Sociedade

Sindicatos da educação divulgam acções de luta

A Fenprof e outros seis sindicatos de professores dão hoje uma conferência de imprensa conjunta para anunciar de que forma vão dar continuidade à luta contra a prova de avaliação de capacidades e conhecimentos (PACC) dos docentes.

Em comunicado, os sindicatos anunciaram a conferência de imprensa "em que tornarão públicas as suas posições convergentes", e durante a qual pretendem contradizer o ministro da Educação, Nuno Crato, apresentando a sua versão do que se passou nos últimos dias 2 suportada em factos concretos, provando que a versão que o ministro Nuno Crato tem tentado fazer passar é incorrecta".

A conferência de imprensa foi convocada pela Associação Sindical dos Professores Licenciados (ASPL), Sindicato dos Educadores e Professores Licenciados pelas Escolas Superiores de Educação e Universidades (SEPLEU),  Sindicato Independente de Professores e Educadores (SIPE), Sindicato dos Educadores e Professores do Ensino Básico (SIPPEB),  Sindicato Nacional dos Profissionais de Educação (Sinape), Sindicato Nacional dos Professores Licenciados pelos Politécnicos e Universidades (SPLIU) e Federação Nacional de Professores (Fenprof), que se reúnem a partir das 14h00 num hotel em Lisboa, e falam aos jornalistas às 16h00.

A invasão de uma escola no Porto e as divergências entre MEC e sindicatos sobre as providências cautelares, relativas à prova de avaliação de professores, marcaram a manhã do exame, agendado para 22 de Julho em 88 escolas.

O Ministério da Educação divulgou ao final do dia do exame que apenas numa das 88 escolas não foi possível realizar a prova, contrariando os dados avançados pela Fenprof e pela associação que representa os professores contratados, deixando ainda duras críticas à actuação da Fenprof ao longo do processo de realização da PACC.

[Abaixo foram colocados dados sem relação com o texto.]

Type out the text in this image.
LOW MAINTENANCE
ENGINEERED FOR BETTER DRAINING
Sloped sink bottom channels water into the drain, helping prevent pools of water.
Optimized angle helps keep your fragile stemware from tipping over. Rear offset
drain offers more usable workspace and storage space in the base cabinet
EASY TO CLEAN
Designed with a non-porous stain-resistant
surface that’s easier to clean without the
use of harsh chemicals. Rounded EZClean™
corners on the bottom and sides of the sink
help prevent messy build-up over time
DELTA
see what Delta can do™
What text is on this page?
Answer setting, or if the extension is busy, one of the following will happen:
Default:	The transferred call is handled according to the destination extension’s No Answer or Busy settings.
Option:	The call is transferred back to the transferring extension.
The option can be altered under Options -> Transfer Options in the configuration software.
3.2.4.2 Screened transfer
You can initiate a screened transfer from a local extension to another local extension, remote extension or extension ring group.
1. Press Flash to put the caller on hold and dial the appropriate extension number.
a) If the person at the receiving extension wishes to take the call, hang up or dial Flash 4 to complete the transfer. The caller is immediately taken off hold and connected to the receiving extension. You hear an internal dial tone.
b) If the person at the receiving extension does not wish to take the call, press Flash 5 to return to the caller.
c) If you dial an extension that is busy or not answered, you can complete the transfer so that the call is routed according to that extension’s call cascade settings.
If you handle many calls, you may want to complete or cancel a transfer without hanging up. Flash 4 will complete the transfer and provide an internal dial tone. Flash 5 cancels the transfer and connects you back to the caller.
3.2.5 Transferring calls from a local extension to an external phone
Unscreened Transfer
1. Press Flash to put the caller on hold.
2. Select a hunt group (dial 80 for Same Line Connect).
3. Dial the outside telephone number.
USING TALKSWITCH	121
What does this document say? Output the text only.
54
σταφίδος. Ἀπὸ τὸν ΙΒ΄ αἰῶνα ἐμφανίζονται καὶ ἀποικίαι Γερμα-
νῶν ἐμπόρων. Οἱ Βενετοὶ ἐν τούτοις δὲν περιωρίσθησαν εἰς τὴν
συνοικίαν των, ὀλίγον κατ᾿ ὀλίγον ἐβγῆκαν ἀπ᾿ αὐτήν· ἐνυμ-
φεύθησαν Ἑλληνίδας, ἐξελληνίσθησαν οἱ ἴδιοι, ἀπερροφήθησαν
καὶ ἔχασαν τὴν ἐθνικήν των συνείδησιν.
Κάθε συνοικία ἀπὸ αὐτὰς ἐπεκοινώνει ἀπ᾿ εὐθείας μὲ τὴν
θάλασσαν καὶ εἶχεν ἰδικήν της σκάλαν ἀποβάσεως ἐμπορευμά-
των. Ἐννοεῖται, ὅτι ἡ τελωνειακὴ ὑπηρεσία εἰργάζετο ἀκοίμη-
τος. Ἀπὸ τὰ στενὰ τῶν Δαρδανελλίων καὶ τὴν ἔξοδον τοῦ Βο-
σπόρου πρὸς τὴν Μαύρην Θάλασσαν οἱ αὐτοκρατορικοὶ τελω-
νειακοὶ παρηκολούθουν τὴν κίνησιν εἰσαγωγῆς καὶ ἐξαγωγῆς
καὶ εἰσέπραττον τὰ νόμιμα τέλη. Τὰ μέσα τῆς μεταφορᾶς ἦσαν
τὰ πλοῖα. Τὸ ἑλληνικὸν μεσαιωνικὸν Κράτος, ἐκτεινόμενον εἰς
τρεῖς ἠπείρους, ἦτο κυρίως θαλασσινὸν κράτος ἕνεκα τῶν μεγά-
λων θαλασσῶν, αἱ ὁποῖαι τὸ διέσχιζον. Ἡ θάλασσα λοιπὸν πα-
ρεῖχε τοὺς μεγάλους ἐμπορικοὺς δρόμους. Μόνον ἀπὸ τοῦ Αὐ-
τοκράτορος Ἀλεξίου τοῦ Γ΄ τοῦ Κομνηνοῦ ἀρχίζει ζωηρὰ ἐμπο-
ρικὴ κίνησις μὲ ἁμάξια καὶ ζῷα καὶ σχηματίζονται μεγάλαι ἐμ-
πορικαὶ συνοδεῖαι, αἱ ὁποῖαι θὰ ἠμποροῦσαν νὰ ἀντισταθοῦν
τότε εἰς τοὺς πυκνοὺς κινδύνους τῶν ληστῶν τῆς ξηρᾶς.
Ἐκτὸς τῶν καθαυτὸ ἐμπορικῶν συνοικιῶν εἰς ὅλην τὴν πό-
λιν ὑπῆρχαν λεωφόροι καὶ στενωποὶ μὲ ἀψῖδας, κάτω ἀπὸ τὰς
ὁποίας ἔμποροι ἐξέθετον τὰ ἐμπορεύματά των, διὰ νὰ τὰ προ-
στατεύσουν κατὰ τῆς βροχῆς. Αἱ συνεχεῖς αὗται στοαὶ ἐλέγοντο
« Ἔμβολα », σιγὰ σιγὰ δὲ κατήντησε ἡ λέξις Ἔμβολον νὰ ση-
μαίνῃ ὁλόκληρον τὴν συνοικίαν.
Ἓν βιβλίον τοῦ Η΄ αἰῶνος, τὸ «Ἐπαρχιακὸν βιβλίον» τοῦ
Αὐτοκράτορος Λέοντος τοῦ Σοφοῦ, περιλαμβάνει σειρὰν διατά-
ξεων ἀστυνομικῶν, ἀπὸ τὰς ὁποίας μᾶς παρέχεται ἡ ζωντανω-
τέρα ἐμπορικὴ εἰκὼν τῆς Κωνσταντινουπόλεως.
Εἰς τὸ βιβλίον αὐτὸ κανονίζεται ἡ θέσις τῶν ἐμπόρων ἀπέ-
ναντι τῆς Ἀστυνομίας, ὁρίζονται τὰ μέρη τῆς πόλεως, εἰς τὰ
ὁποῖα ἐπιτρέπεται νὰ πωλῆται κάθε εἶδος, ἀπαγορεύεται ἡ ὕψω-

Os sindicatos pretendem ainda no encontro de hoje discutir questões como a municipalização da educação, a tabela salarial única e os horários-zero.

"Naturalmente, serão ainda debatidas as formas de luta a propor aos professores para que, imediatamente a partir do início do ano lectivo, estes procurem travar estas medidas mais negativas que o governo quer impor e continuar a defender os legítimos interesses da escola pública e direitos dos professores", concluiu o comunicado dos sindicatos.